Hannah Dingley

Personal information
- Date of birth: 19 July 1983 (age 43)
- Place of birth: St Albans, England

Managerial career
- Years: Team
- 2019–2024: Forest Green Rovers academy
- 2023: Forest Green Rovers (caretaker)

= Hannah Dingley =

Welsh football coach (born 1983)

Hannah Dingley (born 19 July 1983) is a Welsh football coach and administrator who has served as Girls' Head of Academy at Manchester City since May 2025.

Prior to working with Manchester City, Dingley has served as the academy manager of club Forest Green Rovers. She was the first woman to have been in charge of a professional men's team, and the only in English football. She has also been in the role of Head of Women's and Girls Football with the Football Association of Ireland.

==Early life and education==
Born in St Albans, Dingley was raised in Carmarthenshire, Wales, moving there at the age of four as her parents were from the area. As a youth, football was her passion and a "strong part of her family culture". As her school did not have a girls' team, she played for the local boys' club. She began coaching men's teams at aged 17. She attended Loughborough University and coached teams there, including boys' university teams and men's non-league football. She also undertook work experience at Swansea City.

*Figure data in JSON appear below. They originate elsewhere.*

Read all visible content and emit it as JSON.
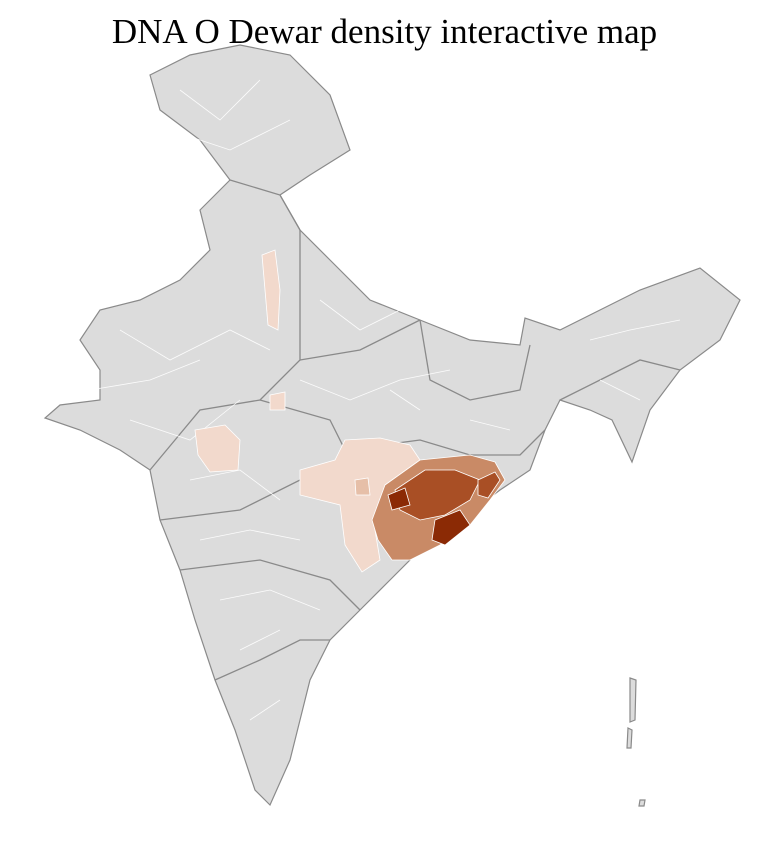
{
  "title": "DNA O Dewar density interactive map",
  "colors": {
    "base": "#dcdcdc",
    "district_border": "#ffffff",
    "state_border": "#8a8a8a",
    "density_very_low": "#f2d9cc",
    "density_low": "#e6bfa8",
    "density_mid": "#c98a66",
    "density_high": "#a94f25",
    "density_max": "#8b2a05"
  }
}
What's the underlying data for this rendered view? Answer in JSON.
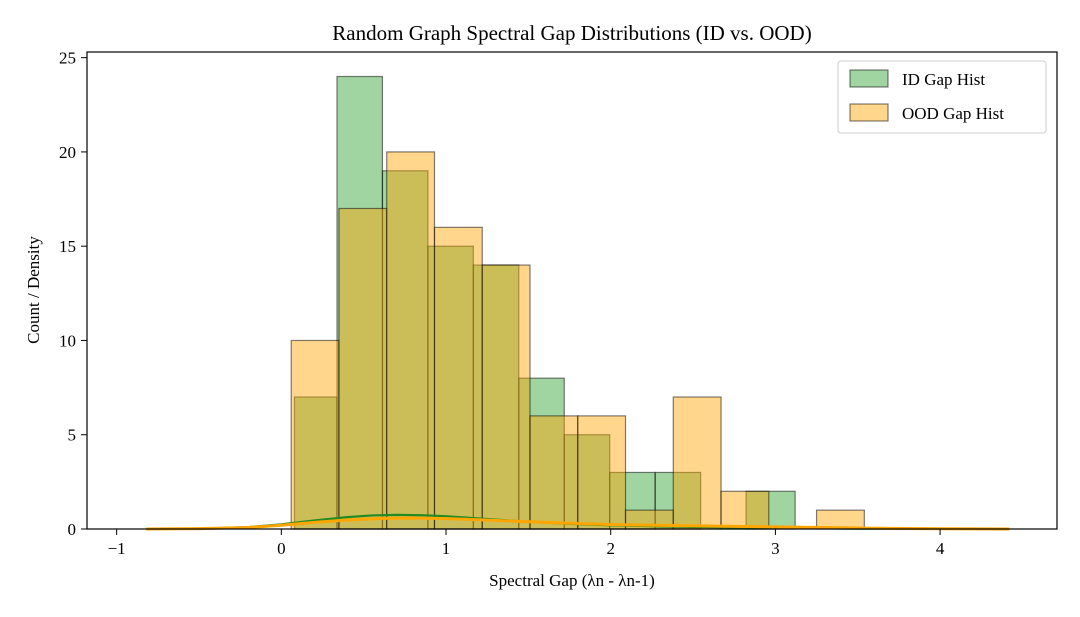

Dingley earned a Bachelor of Science (BSc) in Sport and Exercise Science and Masters of Science (MSc) in Coaching from Loughborough. In a work experience role with Swansea City, Dingley would observe manager Jan Mølby training the team and during match days. This experience strengthened Dingley's desire to work in a managerial role in football.

Dingley holds a UEFA Pro Licence.

==Career==

It frustrates me that female coaches might think the female game might be their only opportunity in the game. There are lots of opportunities in the men's game, academy football is massive. I was told I got the job because I was the best person for it.
— Hannah Dingley

Dingley worked as a course leader at Loughborough College in Sport & Exercise Science at the University of Wolverhampton in Sports Coaching Practice. She began her professional coaching career in 2011 with the Notts County under-9 boys team and Lincoln Ladies, later choosing to work exclusively with the ladies team.

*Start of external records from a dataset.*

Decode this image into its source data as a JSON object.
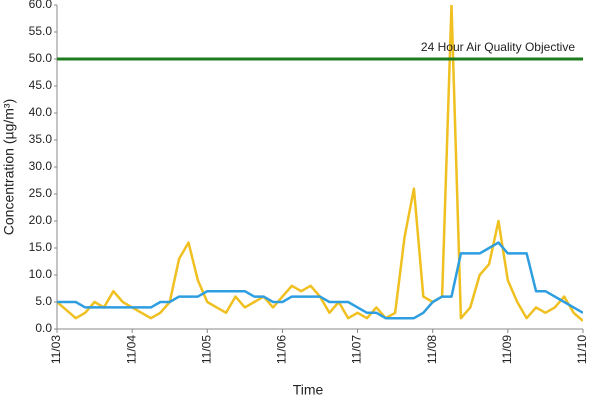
{
  "chart_data": {
    "type": "line",
    "ylabel": "Concentration (µg/m³)",
    "xlabel": "Time",
    "x": [
      0,
      0.125,
      0.25,
      0.375,
      0.5,
      0.625,
      0.75,
      0.875,
      1,
      1.125,
      1.25,
      1.375,
      1.5,
      1.625,
      1.75,
      1.875,
      2,
      2.125,
      2.25,
      2.375,
      2.5,
      2.625,
      2.75,
      2.875,
      3,
      3.125,
      3.25,
      3.375,
      3.5,
      3.625,
      3.75,
      3.875,
      4,
      4.125,
      4.25,
      4.375,
      4.5,
      4.625,
      4.75,
      4.875,
      5,
      5.125,
      5.25,
      5.375,
      5.5,
      5.625,
      5.75,
      5.875,
      6,
      6.125,
      6.25,
      6.375,
      6.5,
      6.625,
      6.75,
      6.875,
      7
    ],
    "series": [
      {
        "color": "#f0c020",
        "values": [
          5,
          3.5,
          2,
          3,
          5,
          4,
          7,
          5,
          4,
          3,
          2,
          3,
          5,
          13,
          16,
          9,
          5,
          4,
          3,
          6,
          4,
          5,
          6,
          4,
          6,
          8,
          7,
          8,
          6,
          3,
          5,
          2,
          3,
          2,
          4,
          2,
          3,
          17,
          26,
          6,
          5,
          6,
          60,
          2,
          4,
          10,
          12,
          20,
          9,
          5,
          2,
          4,
          3,
          4,
          6,
          3,
          1.5
        ]
      },
      {
        "color": "#2e9ee0",
        "values": [
          5,
          5,
          5,
          4,
          4,
          4,
          4,
          4,
          4,
          4,
          4,
          5,
          5,
          6,
          6,
          6,
          7,
          7,
          7,
          7,
          7,
          6,
          6,
          5,
          5,
          6,
          6,
          6,
          6,
          5,
          5,
          5,
          4,
          3,
          3,
          2,
          2,
          2,
          2,
          3,
          5,
          6,
          6,
          14,
          14,
          14,
          15,
          16,
          14,
          14,
          14,
          7,
          7,
          6,
          5,
          4,
          3
        ]
      }
    ],
    "threshold": {
      "value": 50,
      "color": "#1e7b1e",
      "label": "24 Hour Air Quality Objective"
    },
    "xlim": [
      0,
      7
    ],
    "xticks": [
      {
        "value": 0,
        "label": "11/03"
      },
      {
        "value": 1,
        "label": "11/04"
      },
      {
        "value": 2,
        "label": "11/05"
      },
      {
        "value": 3,
        "label": "11/06"
      },
      {
        "value": 4,
        "label": "11/07"
      },
      {
        "value": 5,
        "label": "11/08"
      },
      {
        "value": 6,
        "label": "11/09"
      },
      {
        "value": 7,
        "label": "11/10"
      }
    ],
    "ylim": [
      0,
      60
    ],
    "yticks": [
      {
        "value": 0,
        "label": "0.0"
      },
      {
        "value": 5,
        "label": "5.0"
      },
      {
        "value": 10,
        "label": "10.0"
      },
      {
        "value": 15,
        "label": "15.0"
      },
      {
        "value": 20,
        "label": "20.0"
      },
      {
        "value": 25,
        "label": "25.0"
      },
      {
        "value": 30,
        "label": "30.0"
      },
      {
        "value": 35,
        "label": "35.0"
      },
      {
        "value": 40,
        "label": "40.0"
      },
      {
        "value": 45,
        "label": "45.0"
      },
      {
        "value": 50,
        "label": "50.0"
      },
      {
        "value": 55,
        "label": "55.0"
      },
      {
        "value": 60,
        "label": "60.0"
      }
    ],
    "grid": false
  }
}
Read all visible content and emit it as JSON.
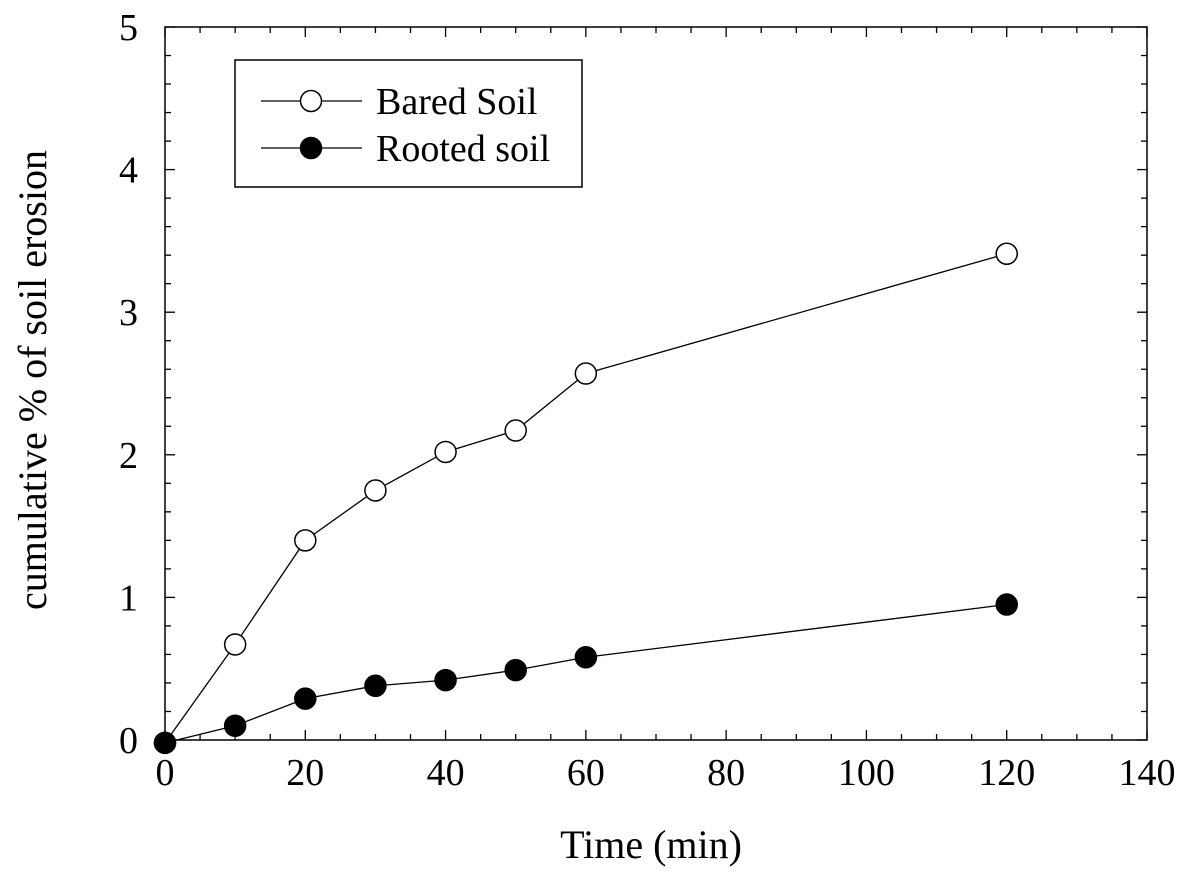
{
  "chart_data": {
    "type": "line",
    "title": "",
    "xlabel": "Time (min)",
    "ylabel": "cumulative % of soil erosion",
    "xlim": [
      0,
      140
    ],
    "ylim": [
      0,
      5
    ],
    "xticks": [
      0,
      20,
      40,
      60,
      80,
      100,
      120,
      140
    ],
    "yticks": [
      0,
      1,
      2,
      3,
      4,
      5
    ],
    "grid": false,
    "legend_position": "top-left",
    "series": [
      {
        "name": "Bared Soil",
        "marker": "open-circle",
        "color": "#000000",
        "x": [
          0,
          10,
          20,
          30,
          40,
          50,
          60,
          120
        ],
        "y": [
          -0.02,
          0.67,
          1.4,
          1.75,
          2.02,
          2.17,
          2.57,
          3.41
        ]
      },
      {
        "name": "Rooted soil",
        "marker": "filled-circle",
        "color": "#000000",
        "x": [
          0,
          10,
          20,
          30,
          40,
          50,
          60,
          120
        ],
        "y": [
          -0.02,
          0.1,
          0.29,
          0.38,
          0.42,
          0.49,
          0.58,
          0.95
        ]
      }
    ]
  }
}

In 2013 while working as a coach for Gresley, Dingley was subjected to verbal abuse by Northwich Victoria manager Lee Ashcroft, resulting in Ashcroft receiving a 10 match ban for using abusive and/or insulting words. She also worked at Shepshed Dynamo and Leicester Nirvana.

In 2013, she joined Burton Albion as an academy coach. From 2016 to 2019, she was a coach for their senior men's team.

In 2019, Dingley was hired as an academy manager at Forest Green Rovers, making her the first woman to take charge of a men's academy team in England. In 2021, she launched a girls' academy for Forest Green.

On 4 July 2023, she was appointed caretaker manager of Forest Green following the sacking of Duncan Ferguson. This move made Dingley the first woman to take charge of a men's senior English professional football team. Of the new role, Dingley said, "I've coached men for 20-odd years. This isn't different to me and I've never had a problem with players. They just want good coaching and a good programme." Forest Green owner Dale Vince noted, "It was a very simple decision. Hannah was the most qualified person at the club for the job. Nothing else came into frame."

She left her role as Rovers' caretaker manager on 17 July 2023, being replaced on a permanent basis by David Horseman. She returned to her role as the head of the academy.

In April 2024, the Football Association of Ireland announced that Dingley was to be appointed to the role of Head of Women's and Girls' Football from May. She resigned from her position in May 2025 after a year in the role, to join Manchester City as Girls' Head of Academy.